At the moment the sky was empty of any threat.
* * *
Jeremy's stomach, unfed for many hours, continued to insist that food should be the first order of business. He could only remember with regret the food he'd been carrying to Sal—after all his swimming and struggling, only a few wet crumbs remained. Searching his stolen canoe without much hope, he discovered under the forward thwart a small closed compartment, containing half a stale corn cake, from which someone must have been breaking off pieces to use as fishbait. The bait served as breakfast, washed down with river water. Now, in late summer, he might well be able to gather some berries in whatever woods he came across. With any luck he could find mushrooms, too. And the wild cherries were now ripe enough to eat without too much fear of bellyache.
Wading in the shallows right beside the shore, he tried without success to snatch fish out of the water with his hands. He'd seen that trick done successfully once or twice. It gave him something to occupy his mind and hands, though probably success would have done him no good anyway, for he lacked the means to make a fire, and he wasn't yet starved enough to try raw fish. He'd heard of people eating turtles, which ought to be easier to catch, and also that turtle eggs could be good food. But he had no idea where to look for them.
Jeremy's best guess was that he might have made twenty miles or more down the winding stream during the night—maybe, if he was lucky, half that distance as a fury might fly. Having reached what appeared to be a snug hideaway, he decided to stay where he was until night fell again.
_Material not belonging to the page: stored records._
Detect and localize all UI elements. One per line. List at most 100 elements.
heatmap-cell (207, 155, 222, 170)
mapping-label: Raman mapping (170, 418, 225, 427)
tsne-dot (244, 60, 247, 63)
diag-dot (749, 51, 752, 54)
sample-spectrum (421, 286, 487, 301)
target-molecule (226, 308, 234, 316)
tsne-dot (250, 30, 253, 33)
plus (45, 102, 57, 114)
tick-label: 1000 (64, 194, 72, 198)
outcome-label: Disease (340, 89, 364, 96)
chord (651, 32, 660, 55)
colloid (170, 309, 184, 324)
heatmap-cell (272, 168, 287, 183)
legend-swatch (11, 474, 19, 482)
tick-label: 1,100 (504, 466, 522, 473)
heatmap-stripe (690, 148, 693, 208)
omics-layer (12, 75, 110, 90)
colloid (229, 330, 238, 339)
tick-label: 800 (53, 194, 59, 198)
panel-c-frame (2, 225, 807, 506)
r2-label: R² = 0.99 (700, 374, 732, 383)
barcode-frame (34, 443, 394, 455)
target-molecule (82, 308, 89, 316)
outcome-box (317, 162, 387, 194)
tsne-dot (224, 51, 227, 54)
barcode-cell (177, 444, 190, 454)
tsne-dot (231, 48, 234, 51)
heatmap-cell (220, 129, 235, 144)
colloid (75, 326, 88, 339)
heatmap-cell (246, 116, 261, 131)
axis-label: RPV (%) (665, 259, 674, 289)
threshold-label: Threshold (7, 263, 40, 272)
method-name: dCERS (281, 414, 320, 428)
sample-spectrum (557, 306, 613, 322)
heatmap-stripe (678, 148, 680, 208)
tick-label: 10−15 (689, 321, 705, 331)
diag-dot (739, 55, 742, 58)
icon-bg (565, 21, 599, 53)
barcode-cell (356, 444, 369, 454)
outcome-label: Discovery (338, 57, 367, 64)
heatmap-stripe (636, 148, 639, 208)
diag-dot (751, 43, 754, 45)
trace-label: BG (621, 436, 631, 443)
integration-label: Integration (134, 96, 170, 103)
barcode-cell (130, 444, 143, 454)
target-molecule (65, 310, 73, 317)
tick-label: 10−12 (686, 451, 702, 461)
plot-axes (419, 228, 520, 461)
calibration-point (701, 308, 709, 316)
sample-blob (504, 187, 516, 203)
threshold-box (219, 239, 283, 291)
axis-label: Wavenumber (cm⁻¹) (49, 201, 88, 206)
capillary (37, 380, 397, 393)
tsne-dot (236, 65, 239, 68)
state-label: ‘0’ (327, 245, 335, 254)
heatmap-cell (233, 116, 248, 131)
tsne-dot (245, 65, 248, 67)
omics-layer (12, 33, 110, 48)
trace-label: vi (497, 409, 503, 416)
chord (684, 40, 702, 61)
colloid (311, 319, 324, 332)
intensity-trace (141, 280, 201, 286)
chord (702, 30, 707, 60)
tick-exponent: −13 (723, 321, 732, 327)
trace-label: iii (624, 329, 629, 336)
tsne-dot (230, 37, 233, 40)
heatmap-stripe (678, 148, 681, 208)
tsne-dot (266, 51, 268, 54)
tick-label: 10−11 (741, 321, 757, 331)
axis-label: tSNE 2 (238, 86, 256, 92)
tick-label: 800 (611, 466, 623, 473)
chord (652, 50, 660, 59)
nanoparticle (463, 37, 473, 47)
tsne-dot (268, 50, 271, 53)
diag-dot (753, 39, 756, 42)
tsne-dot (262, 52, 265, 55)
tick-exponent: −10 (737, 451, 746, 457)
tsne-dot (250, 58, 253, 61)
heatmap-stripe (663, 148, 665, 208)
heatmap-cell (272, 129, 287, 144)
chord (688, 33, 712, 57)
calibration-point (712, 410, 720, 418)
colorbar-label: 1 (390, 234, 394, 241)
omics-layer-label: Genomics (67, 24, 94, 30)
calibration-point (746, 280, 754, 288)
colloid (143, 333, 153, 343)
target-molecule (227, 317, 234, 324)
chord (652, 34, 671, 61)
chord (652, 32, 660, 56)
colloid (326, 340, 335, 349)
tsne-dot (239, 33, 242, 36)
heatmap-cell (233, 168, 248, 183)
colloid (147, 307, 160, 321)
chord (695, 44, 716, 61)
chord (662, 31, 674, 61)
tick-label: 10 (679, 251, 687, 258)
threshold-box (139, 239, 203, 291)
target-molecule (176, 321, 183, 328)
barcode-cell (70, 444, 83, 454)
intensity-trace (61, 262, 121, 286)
He had no idea how well furies could see at night or whether they, and their two-legged masters, might still be looking for him—but they hadn't found him last night, when he'd been moving on the open water.
If he made a practice of lying low every day and traveling only at night, he would escape observation by fisherfolk in other boats and by people on shore, as well as by at least some of his enemies aloft. He could not shake the idea that some of the beasts and people who'd attacked Uncle Humbert's village might still be following him downstream.
Now, it seemed he'd done about all the planning he could do at the moment. The urge to do something else had been growing in the back of his mind, and now he could think of no reason to put it off any longer—he meant to take a good look at Sal's parting gift.
For some reason she'd been reluctant even to tell him what it was. Not that it mattered; whether it turned out to be priceless diamonds or worthless trash, he was going to take it on to Professor Alexander—or Margaret Chalandon—or die in the attempt. But it seemed to the boy that he at least had a right to know what he was carrying.
He felt inside his shirt to make sure that the strange thing was still where he had put it.
It was time to take it out and give it a look. He didn't see how he could be any worse off for knowing what it was.
Once more thing bothered Jeremy. Why had Sal, when her treasure was mentioned, kept saying that she was not worthy? Not worthy to do what?